Не могу смотреть на нее после всего, что сказал.
— Мы с Герой выживали в трущобах несколько лет, прежде чем смогли позволить себе настоящий кров, — все еще избегая ее печального взгляда, добавляю я:
— Я заставлял себя контролировать растущую силу. Научился скрываться у всех на виду. А потом я стал кузнецом, просто назло отцу. Так что и из этого вышло что-то хорошее, — ее пальцы касаются моего подбородка, и я опускаю веки.
Она поворачивает мое лицо к себе, несмотря на мое сопротивление. Ее ладонь мягко прижимается к моей щеке, в чуждом мне утешительном жесте. И когда ее большой палец касается моего шрама, я наконец встречаюсь с ней взглядом.
— Он украл твою улыбку, — шепчет она со слезами на темных ресницах. — Неудивительно, что у тебя не было того, что можно мне подарить.
Меня снова охватывает сожаление, ее слова напоминают о каждой упущенной возможности заставить ее улыбнуться и улыбаться самому.
— Я найду ее, — шепчу я, — отберу обратно, если понадобится. Для тебя.
Уголки ее губ приподнимаются, глаза блестят от слез.
— И я буду беречь ее, — ее большой палец согревает мою кожу, продолжая водить по шраму и создавать новые связанные с ним воспоминания.

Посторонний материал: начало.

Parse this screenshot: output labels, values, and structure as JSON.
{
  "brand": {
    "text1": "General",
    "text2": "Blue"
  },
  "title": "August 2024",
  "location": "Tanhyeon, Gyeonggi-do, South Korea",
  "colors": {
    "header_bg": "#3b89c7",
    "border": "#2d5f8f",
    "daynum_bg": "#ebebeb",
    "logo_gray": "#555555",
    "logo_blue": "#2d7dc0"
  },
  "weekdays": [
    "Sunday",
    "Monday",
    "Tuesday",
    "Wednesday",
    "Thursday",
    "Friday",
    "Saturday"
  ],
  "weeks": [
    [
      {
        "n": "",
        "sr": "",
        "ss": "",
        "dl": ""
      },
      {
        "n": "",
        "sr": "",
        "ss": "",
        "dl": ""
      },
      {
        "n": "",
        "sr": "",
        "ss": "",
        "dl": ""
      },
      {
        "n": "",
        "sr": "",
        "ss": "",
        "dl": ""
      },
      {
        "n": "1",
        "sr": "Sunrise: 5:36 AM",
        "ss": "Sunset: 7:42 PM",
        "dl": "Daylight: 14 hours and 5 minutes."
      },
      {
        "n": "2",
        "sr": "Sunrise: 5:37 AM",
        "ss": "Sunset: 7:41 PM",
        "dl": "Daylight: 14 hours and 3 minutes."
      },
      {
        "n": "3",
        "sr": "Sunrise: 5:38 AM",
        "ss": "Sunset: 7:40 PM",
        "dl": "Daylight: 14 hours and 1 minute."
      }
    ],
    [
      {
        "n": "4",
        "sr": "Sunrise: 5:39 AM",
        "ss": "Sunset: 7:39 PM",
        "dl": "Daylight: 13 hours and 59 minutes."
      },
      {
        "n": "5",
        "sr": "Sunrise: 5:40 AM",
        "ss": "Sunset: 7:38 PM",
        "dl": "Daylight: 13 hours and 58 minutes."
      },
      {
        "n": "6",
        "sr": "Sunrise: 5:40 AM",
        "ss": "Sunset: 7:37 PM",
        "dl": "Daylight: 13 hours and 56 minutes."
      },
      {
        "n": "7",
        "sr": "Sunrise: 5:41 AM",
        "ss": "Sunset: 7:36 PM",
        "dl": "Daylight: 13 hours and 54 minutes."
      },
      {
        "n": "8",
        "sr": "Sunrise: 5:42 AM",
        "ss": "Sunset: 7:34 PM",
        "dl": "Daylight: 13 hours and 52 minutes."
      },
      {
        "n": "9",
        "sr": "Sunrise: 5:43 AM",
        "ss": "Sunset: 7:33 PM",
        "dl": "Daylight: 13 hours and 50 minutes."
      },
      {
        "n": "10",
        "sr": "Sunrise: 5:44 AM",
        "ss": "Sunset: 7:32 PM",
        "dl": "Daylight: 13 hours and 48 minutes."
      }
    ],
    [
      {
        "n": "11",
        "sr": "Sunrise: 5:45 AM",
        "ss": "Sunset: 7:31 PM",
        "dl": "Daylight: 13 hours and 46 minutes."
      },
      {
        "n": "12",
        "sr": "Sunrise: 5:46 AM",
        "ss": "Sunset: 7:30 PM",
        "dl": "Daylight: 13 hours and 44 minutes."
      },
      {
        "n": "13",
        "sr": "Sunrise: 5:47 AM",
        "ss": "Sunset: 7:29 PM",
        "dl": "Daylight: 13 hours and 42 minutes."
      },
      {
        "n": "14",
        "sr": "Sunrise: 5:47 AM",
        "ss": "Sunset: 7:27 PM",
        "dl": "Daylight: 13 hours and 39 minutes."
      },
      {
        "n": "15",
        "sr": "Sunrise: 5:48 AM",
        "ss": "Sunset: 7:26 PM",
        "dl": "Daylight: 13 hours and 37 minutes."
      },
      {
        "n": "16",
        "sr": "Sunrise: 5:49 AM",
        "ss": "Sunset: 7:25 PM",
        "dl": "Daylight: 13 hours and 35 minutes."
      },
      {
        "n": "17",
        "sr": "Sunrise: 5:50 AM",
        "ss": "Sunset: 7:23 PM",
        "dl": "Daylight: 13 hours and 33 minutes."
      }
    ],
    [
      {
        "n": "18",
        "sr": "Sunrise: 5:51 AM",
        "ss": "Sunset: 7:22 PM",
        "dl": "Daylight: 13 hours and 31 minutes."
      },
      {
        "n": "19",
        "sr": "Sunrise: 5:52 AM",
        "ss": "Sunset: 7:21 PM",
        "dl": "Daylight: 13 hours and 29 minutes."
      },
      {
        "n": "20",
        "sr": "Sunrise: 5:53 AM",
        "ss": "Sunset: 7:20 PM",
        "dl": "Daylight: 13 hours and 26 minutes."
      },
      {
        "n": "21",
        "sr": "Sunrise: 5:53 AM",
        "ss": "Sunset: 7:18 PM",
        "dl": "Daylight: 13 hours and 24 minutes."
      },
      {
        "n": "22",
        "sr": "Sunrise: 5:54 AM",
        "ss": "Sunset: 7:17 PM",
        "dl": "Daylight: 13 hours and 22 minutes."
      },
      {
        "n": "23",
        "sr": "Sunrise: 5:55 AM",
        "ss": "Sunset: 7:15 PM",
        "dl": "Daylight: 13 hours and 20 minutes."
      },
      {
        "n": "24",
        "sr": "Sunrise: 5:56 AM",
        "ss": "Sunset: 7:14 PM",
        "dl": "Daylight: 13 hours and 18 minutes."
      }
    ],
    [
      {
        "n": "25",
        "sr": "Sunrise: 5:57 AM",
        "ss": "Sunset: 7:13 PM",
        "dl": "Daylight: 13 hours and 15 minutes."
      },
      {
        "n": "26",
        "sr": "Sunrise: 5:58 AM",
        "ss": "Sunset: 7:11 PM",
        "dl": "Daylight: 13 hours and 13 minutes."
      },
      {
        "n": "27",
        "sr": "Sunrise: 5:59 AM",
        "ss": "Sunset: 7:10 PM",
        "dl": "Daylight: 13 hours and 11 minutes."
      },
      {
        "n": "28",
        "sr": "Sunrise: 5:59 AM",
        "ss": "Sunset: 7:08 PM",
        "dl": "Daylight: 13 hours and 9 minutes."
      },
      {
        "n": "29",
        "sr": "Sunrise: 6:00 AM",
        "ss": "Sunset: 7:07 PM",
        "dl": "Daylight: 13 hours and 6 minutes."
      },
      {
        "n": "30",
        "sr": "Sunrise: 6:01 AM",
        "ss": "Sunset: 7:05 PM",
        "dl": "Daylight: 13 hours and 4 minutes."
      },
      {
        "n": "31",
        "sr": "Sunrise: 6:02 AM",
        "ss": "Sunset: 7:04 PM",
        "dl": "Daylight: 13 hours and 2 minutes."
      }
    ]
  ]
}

После долгого молчания она позволяет себе тихий вопрос:
— А где они сейчас? Твои родители?
Я слегка пожимаю плечами, как будто не думаю об этом каждый день.
— Не уверен, что знаю. Вероятно, в том самом доме на другой стороне трущоб. Но я годами прятался от них, скрываясь среди людей. И я все еще жив, так что, думаю, отец так и не добрался до короля, — я усмехаюсь. — Должно быть, они довольны моим отсутствием.
Она медленно кивает, обдумывая эти слова, прежде чем сделать собственное заявление:
— Ты далеко не бесполезен. Ты сильный, умный и действительно можешь носить гвардейскую форму. Даже если это и не по-настоящему, — в ее глазах бушует огонь, даже несмотря на то, что ее большой палец все еще прижат к моим губам. — И никто не сможет отнять твою улыбку. Она принадлежит тебе, Мак.
Я беру ее за запястье и осторожно опускаю вниз, чтобы можно было заговорить.
— Макото.
Она хлопает ресницами.
— Ч-что?
— Макото, — бормочу я. Она вскрикивает, когда я притягиваю ее к себе, придерживая за запястье и колено. — Меня зовут Макото Хитан.
Ее глаза расширяются и приближаются к моим так, как никогда прежде.
— Теперь ты сможешь отчитать меня как следует.
Я слышу, как она глубоко вздыхает.
— И что еще я должна знать о тебе, Макото?
Наклоняя голову, словно пожимаю плечами, я говорю:
— Это может стать для тебя сюрпризом, но иногда я бываю… прямолинейным.